# starter booster relay kits---what are they?



## rbig (Sep 5, 2004)

Lately I've run across what are termed "starter booster relay kits", or words to that effect. These seem to be a relay, inserted in series with the starter solenoid.

Are they to boost a weak solenoid? Don't see how they could boost a dragging starter. If they are to boost a weak solenoid, how does this happen?


----------



## Live Oak (Dec 22, 2003)

I will take a shot at this. In older equipment and automotive systems, the starter used to be wired so the power was routed through the starter switch. This created a lengthy route of wiring which creates resistance and voltage drop enroute to the starter. The "start booster relay" wires the starter directly to the battery via a relay which in tern is wired to the start switch. When the start switch utilized, it in tern energizes a relay which in turn routes electric power directly to the starter from the battery. This method provides the max. voltage and amperage to the starter as well as lessens the potential for electrical problems associated with routing the starter power through the start switch. This type of relay is also used with automotive headlights to reduce the potential of problems associated with routing headlight power through the headlight switch. 
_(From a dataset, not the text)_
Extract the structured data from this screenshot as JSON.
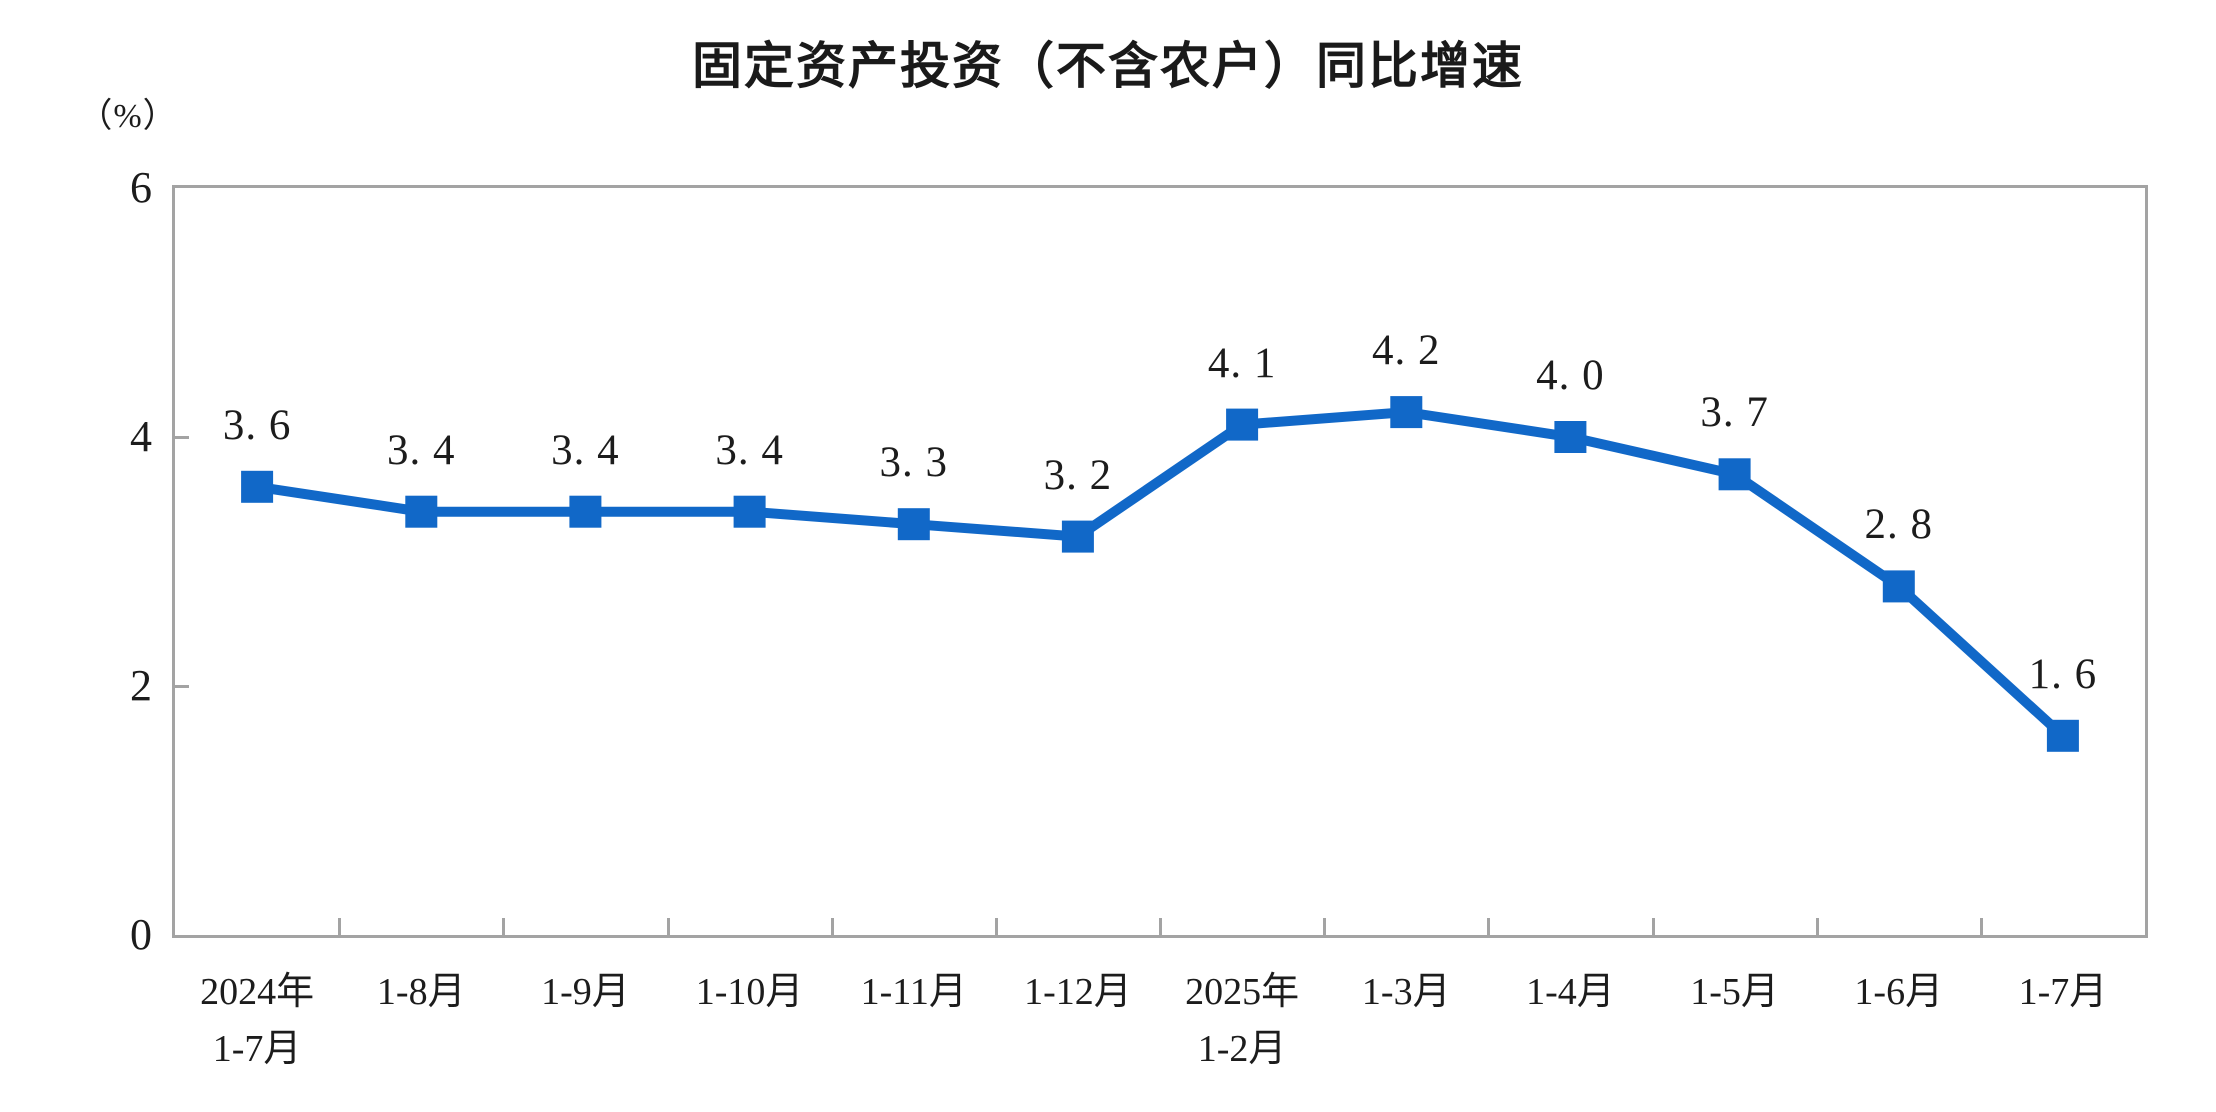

Now that I have confused everybody!   Here is an article that hopefully explains it better than I do! 

Relays


----------



## DEERE180 (Jun 20, 2006)

Yep these little buggers ADD extra current carrying capacity to the starter solenoid during startup. I got one for my JD180 - they are about $20 and it makes a great difference in starting!!! I bought my kit after about 8 yrs of operation when the JD did not want to start (even after a new battery).

It is easy to install and works like a charm. There are kits for all JD's 100-190? series. As a JD dealer.


----------